Saying that, are we saying this is the last crisis bans will be applied? I think that’s a bit too general. I think at the end of the day it depends on the nature of the crisis.
In 2008 you had a confidence crisis in the financial industry and in banking. When you have a confidence crisis, sometimes you need to get ahead of it and just apply different restrictions like short-selling bans to contain the situation.
However, this time over in the COVID-19 crisis, it’s a much different crisis. It relates to repricing of risk and the macro outlook and the fact we’re probably heading into a recession. So that repricing needs to be reflected in financial markets and one of the [results] can be quite abrupt movements in stocks and that’s fine, they will find a clearing price, albeit lower, and then they can trade from it onwards.
Bill Foley: So maybe not an end to short-selling bans but perhaps a change in their usage and lighter-touch in their application.
What impact do these bans have on the securities lending market. Have they impacted revenue at all?

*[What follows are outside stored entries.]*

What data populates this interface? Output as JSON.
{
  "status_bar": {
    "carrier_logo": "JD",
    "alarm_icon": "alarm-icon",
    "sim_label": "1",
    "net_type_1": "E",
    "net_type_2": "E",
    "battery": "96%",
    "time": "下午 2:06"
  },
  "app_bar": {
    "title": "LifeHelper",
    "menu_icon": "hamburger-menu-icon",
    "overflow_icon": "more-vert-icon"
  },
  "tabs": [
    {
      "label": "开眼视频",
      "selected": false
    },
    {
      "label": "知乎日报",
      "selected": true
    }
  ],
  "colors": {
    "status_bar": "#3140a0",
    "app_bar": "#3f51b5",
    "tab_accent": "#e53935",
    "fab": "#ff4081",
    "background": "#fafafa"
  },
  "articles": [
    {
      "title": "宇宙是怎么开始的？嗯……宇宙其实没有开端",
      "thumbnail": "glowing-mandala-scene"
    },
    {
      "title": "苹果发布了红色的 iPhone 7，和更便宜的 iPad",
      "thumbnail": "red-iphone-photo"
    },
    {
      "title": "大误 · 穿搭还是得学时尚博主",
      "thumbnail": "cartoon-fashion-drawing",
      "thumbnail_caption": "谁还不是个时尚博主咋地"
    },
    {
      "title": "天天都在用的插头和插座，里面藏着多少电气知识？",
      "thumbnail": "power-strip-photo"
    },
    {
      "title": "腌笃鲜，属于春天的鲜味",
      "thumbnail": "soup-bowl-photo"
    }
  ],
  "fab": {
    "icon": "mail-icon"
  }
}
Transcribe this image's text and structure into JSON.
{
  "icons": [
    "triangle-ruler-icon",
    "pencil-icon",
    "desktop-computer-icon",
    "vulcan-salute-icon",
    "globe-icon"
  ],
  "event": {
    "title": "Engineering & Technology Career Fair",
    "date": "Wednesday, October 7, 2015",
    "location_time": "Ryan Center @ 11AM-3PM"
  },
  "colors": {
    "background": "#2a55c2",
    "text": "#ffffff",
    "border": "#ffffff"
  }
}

Boaz Yaari: Certainly, and as a temporary measure, they had a temporary effect on demand and that applied as lower volumes and lower revenues, but that was like I said temporary.
Securities lending as a whole was largely unaffected because it saw demand coming in from other jurisdictions or the likes of ETFs. Even in Europe ETFs were exempt from the short-selling restrictions.
I think on the whole, this crisis, while being very tragic and unfortunate, is a good tail-wind from a securities lending point of view because financial crises create higher volatility, higher volatility creates higher demand to borrow securities and higher lending rates. The lack of clarity in terms of the future for us, who will be the winners and losers in terms of companies and in terms of economies, that creates a lot of opportunities from a securities lending point of view.
Bill Foley: So some impact for securities lending but a positive impact going forward.
It will be interesting as well to assess the impact of short-selling restrictions being eased and I’d invite you back to talk us through that.
Boaz Yaari: Yea listen, thanks for having us, we will obviously track it and we’d be happy to share the data and the analysis.
Bill Foley: Boaz, thanks for joining us once again and thank you for watching. Speak to you soon.